Fußgängerdummy bei einer Messung (Bild: BASt)Fußgängerdummy bei einer Messung (Bild: BASt)

Besonders in der dunklen Jahreszeit wird der Nutzen von Notbremsassistenzsystemen diskutiert. Um sie zu testen, kommen spezielle Fußgängerdummies zum Einsatz. Notbremsassistenzsysteme sollen helfen, Fußgängerunfälle zu vermeiden, indem sie Fußgänger auf der Fahrbahn erkennen und bei Bedarf das Fahrzeug abbremsen.

An der Veranstaltung in der BASt nahmen nahezu alle namhaften Fahrzeughersteller und Zulieferer teil. Es wurde untersucht, wie ein zukünftiger Dummy von Notbremsassistenzsystemen mit Radarstrahlung erkannt wird.

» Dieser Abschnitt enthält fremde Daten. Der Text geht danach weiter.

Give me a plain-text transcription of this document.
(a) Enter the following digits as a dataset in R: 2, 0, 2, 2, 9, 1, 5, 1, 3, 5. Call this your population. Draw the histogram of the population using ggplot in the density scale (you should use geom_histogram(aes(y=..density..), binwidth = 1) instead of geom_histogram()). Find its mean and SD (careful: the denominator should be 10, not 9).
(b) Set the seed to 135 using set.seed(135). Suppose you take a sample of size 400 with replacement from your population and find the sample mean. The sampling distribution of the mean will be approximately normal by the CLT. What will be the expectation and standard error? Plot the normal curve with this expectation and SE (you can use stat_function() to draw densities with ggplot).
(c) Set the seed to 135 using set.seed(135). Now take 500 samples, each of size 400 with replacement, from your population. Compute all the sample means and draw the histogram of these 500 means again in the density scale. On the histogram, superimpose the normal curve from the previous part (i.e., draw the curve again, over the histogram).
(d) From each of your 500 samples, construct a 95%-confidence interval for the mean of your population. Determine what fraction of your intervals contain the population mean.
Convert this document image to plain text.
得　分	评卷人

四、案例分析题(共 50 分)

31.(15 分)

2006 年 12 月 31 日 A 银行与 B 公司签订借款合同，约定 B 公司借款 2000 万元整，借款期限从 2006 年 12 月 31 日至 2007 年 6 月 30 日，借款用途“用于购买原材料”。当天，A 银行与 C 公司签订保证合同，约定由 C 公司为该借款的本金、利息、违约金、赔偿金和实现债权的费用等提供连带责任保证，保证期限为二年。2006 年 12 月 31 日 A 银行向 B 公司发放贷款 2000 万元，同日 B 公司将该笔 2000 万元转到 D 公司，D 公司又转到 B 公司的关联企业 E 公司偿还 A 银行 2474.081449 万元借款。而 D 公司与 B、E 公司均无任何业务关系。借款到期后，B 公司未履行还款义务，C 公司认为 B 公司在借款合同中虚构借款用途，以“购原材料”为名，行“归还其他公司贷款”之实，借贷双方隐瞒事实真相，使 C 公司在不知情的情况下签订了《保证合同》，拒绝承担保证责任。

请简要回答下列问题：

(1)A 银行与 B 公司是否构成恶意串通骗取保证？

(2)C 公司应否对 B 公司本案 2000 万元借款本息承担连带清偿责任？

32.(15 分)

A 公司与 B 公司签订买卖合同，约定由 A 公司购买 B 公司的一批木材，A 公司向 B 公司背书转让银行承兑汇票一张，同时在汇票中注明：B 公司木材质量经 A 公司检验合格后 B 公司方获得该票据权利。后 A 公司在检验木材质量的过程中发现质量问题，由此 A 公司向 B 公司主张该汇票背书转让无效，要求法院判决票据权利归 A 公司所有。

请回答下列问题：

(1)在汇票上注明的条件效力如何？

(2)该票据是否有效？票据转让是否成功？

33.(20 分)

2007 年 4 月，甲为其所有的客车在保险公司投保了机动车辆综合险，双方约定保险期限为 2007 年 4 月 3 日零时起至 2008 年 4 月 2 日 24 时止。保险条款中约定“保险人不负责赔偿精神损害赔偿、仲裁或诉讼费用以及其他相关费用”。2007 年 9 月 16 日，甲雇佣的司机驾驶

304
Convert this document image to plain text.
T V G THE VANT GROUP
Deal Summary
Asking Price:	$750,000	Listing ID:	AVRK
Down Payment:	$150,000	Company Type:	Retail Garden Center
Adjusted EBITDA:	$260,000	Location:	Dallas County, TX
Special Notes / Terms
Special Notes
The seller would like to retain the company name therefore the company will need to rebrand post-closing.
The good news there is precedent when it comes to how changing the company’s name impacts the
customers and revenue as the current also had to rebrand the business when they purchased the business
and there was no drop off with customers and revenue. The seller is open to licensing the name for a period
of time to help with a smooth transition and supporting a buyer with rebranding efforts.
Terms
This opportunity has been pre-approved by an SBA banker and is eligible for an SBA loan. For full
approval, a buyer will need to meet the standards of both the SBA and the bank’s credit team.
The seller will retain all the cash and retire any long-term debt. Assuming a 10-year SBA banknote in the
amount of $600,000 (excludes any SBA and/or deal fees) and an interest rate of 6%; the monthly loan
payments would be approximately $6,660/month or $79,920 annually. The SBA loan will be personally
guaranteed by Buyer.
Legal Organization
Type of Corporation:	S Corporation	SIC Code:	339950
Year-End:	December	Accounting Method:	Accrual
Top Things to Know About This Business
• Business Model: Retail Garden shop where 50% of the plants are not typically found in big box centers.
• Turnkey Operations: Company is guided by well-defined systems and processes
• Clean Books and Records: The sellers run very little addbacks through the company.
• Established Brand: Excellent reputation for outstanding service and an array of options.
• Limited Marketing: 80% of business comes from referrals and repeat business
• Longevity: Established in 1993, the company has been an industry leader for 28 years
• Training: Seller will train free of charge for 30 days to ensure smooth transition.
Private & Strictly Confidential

Die durchgeführten Tests im Rahmen des Workshops zeigten, dass die Entwicklung von Fußgängerdummies auf dem richtigen Weg ist. Eine Einführung dieser Tests bei der Sternebewertung durch die Verbraucherschutzorganisation Euro NCAP zum Jahreswechsel 2016 ist damit aus heutiger Sicht durchaus realistisch.